Google sibling company Waymo's fully self-driving cars have 85% fewer accidents than humans



Waymo, a self-driving car development company, operates a fully self-driving taxi service in multiple regions, and has already dispatched more than 700,000 taxis. Newly, Waymo has released data showing that its fully self-driving cars have fewer accidents than cars driven by humans.

Waypoint - The official Waymo blog: Waymo significantly outperforms comparable human benchmarks over 7+ million miles of rider-only driving

https://waymo.com/blog/2023/12/waymo-significantly-outperforms.html



Waymo is a company developing fully self-driving cars under the umbrella of Google's parent company Alphabet. Waymo has already launched fully self-driving taxi services in areas such as San Francisco and Phoenix, and in October 2023, it will also launch a service that allows users to hail Waymo's fully self-driving taxis from the Uber app.

Finally, Uber allows you to call a fully automatic driving car instead of a human-driven car - GIGAZINE



Waymo has provided ride-hailing services more than 700,000 times, and the total mileage of fully autonomous vehicles has exceeded 7.14 million miles (approximately 11.5 million kilometers) as of the end of October 2023. In order to demonstrate the safety of its fully self-driving cars, Waymo has released data comparing the number of accidents between fully self-driving cars and cars driven by humans.

The number of ``collisions with all kinds of injuries, from minor accidents to severe fatalities'' per million miles (1.61 million kilometers) was 2.78 for humans, whereas Waymo's fully self-driving cars The number of cases was 0.41, which is 85% fewer than that. In addition, the number of ``police-reported accidents'' per million miles was 4.85 for humans, while fully self-driving cars had 2.1, 57% fewer than for humans.

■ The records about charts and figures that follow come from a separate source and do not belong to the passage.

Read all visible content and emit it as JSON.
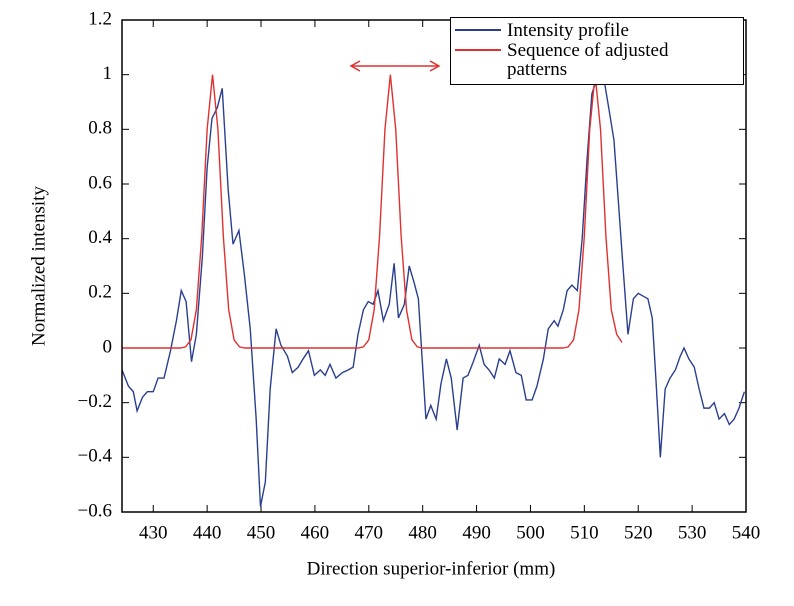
{
  "chart_data": {
    "type": "line",
    "xlabel": "Direction superior-inferior (mm)",
    "ylabel": "Normalized intensity",
    "xlim": [
      424.2,
      540
    ],
    "ylim": [
      -0.6,
      1.2
    ],
    "xticks": [
      430,
      440,
      450,
      460,
      470,
      480,
      490,
      500,
      510,
      520,
      530,
      540
    ],
    "yticks": [
      {
        "value": -0.6,
        "label": "−0.6"
      },
      {
        "value": -0.4,
        "label": "−0.4"
      },
      {
        "value": -0.2,
        "label": "−0.2"
      },
      0,
      0.2,
      0.4,
      0.6,
      0.8,
      1,
      1.2
    ],
    "series": [
      {
        "name": "Intensity profile",
        "color": "#2b3f8f",
        "x": [
          424.2,
          425.4,
          426.3,
          427.0,
          428.0,
          428.9,
          430.0,
          430.9,
          432.0,
          433.2,
          434.3,
          435.2,
          436.1,
          437.1,
          438.0,
          439.1,
          440.0,
          440.9,
          441.9,
          442.8,
          443.9,
          444.8,
          445.9,
          446.9,
          448.0,
          449.1,
          449.9,
          450.8,
          451.7,
          452.8,
          453.7,
          454.9,
          455.8,
          456.9,
          457.8,
          458.8,
          459.9,
          461.0,
          461.9,
          462.8,
          463.9,
          465.1,
          466.2,
          467.1,
          468.0,
          469.0,
          469.9,
          470.8,
          471.7,
          472.7,
          473.8,
          474.7,
          475.5,
          476.6,
          477.5,
          478.4,
          479.2,
          479.9,
          480.6,
          481.5,
          482.5,
          483.4,
          484.4,
          485.3,
          486.4,
          487.5,
          488.4,
          489.4,
          490.5,
          491.4,
          492.3,
          493.3,
          494.2,
          495.3,
          496.2,
          497.3,
          498.3,
          499.2,
          500.3,
          501.2,
          502.4,
          503.3,
          504.4,
          505.1,
          506.1,
          506.8,
          507.7,
          508.7,
          509.6,
          510.5,
          511.4,
          512.6,
          513.5,
          514.6,
          515.5,
          516.3,
          517.2,
          518.1,
          519.1,
          520.0,
          520.9,
          521.8,
          522.6,
          523.3,
          524.1,
          525.0,
          525.9,
          526.9,
          527.8,
          528.5,
          529.4,
          530.4,
          531.3,
          532.2,
          533.2,
          534.1,
          535.0,
          536.0,
          536.9,
          537.8,
          538.7,
          539.7
        ],
        "values": [
          -0.08,
          -0.14,
          -0.16,
          -0.23,
          -0.18,
          -0.16,
          -0.16,
          -0.11,
          -0.11,
          -0.01,
          0.1,
          0.21,
          0.17,
          -0.05,
          0.05,
          0.33,
          0.66,
          0.84,
          0.88,
          0.95,
          0.58,
          0.38,
          0.43,
          0.27,
          0.07,
          -0.26,
          -0.58,
          -0.49,
          -0.15,
          0.07,
          0.01,
          -0.03,
          -0.09,
          -0.07,
          -0.04,
          -0.01,
          -0.1,
          -0.08,
          -0.1,
          -0.06,
          -0.11,
          -0.09,
          -0.08,
          -0.07,
          0.05,
          0.14,
          0.17,
          0.16,
          0.21,
          0.1,
          0.16,
          0.31,
          0.11,
          0.16,
          0.3,
          0.24,
          0.18,
          -0.04,
          -0.26,
          -0.21,
          -0.26,
          -0.13,
          -0.04,
          -0.11,
          -0.3,
          -0.11,
          -0.1,
          -0.05,
          0.01,
          -0.06,
          -0.08,
          -0.11,
          -0.04,
          -0.06,
          -0.01,
          -0.09,
          -0.1,
          -0.19,
          -0.19,
          -0.14,
          -0.04,
          0.07,
          0.1,
          0.08,
          0.14,
          0.21,
          0.23,
          0.21,
          0.4,
          0.69,
          0.93,
          1.0,
          1.0,
          0.87,
          0.76,
          0.54,
          0.29,
          0.05,
          0.18,
          0.2,
          0.19,
          0.18,
          0.11,
          -0.12,
          -0.4,
          -0.15,
          -0.11,
          -0.08,
          -0.03,
          0.0,
          -0.04,
          -0.07,
          -0.15,
          -0.22,
          -0.22,
          -0.2,
          -0.26,
          -0.24,
          -0.28,
          -0.26,
          -0.22,
          -0.16
        ]
      },
      {
        "name": "Sequence of adjusted patterns",
        "color": "#e0312f",
        "x": [
          424.2,
          435,
          436,
          437,
          438,
          439,
          440,
          441,
          442,
          443,
          444,
          445,
          446,
          447,
          468,
          469,
          470,
          471,
          472,
          473,
          474,
          475,
          476,
          477,
          478,
          479,
          480,
          506,
          507,
          508,
          509,
          510,
          511,
          512,
          513,
          514,
          515,
          516,
          517
        ],
        "values": [
          0,
          0,
          0.004,
          0.03,
          0.14,
          0.41,
          0.8,
          1,
          0.8,
          0.41,
          0.14,
          0.03,
          0.004,
          0,
          0,
          0.004,
          0.03,
          0.14,
          0.41,
          0.8,
          1,
          0.8,
          0.41,
          0.14,
          0.03,
          0.004,
          0,
          0,
          0.004,
          0.03,
          0.14,
          0.41,
          0.8,
          1,
          0.8,
          0.41,
          0.14,
          0.05,
          0.02
        ]
      }
    ]
  }
}
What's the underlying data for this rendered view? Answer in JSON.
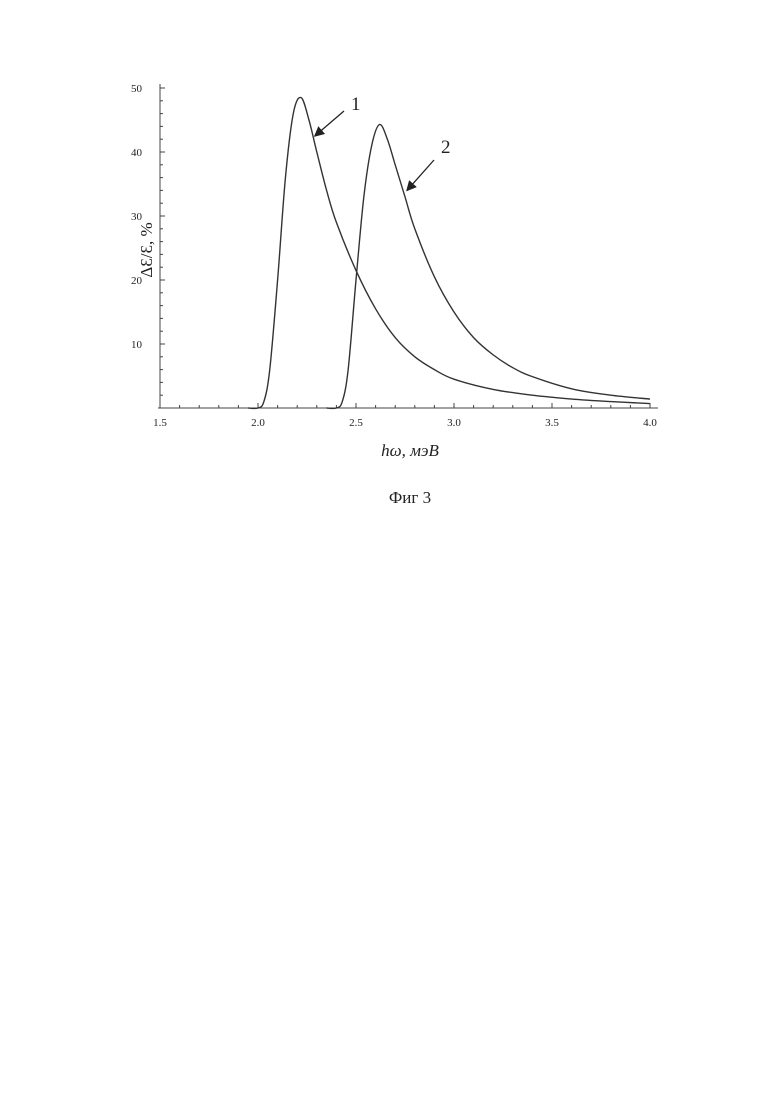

Below is a graph comparing the incidence of ``accidents reported by the police'' (light blue) and ``collisions involving all kinds of injuries, from minor accidents to severe fatalities'' (dark blue) by region. Fully self-driving cars caused 51% fewer ``police-reported accidents'' than humans in Phoenix, and 70% fewer than humans in San Francisco. In addition, ``collisions involving all kinds of injuries, from minor accidents to severe fatalities'' were 80% lower in Phoenix than humans, and 90% lower in San Francisco than humans. This result is influenced by the fact that ``the number of human-involved crashes in San Francisco is three times higher than the national average.''



In addition, Waymo claims that international standardization of accident data is necessary in order to accurately understand the situation of accidents in fully automated driving cars.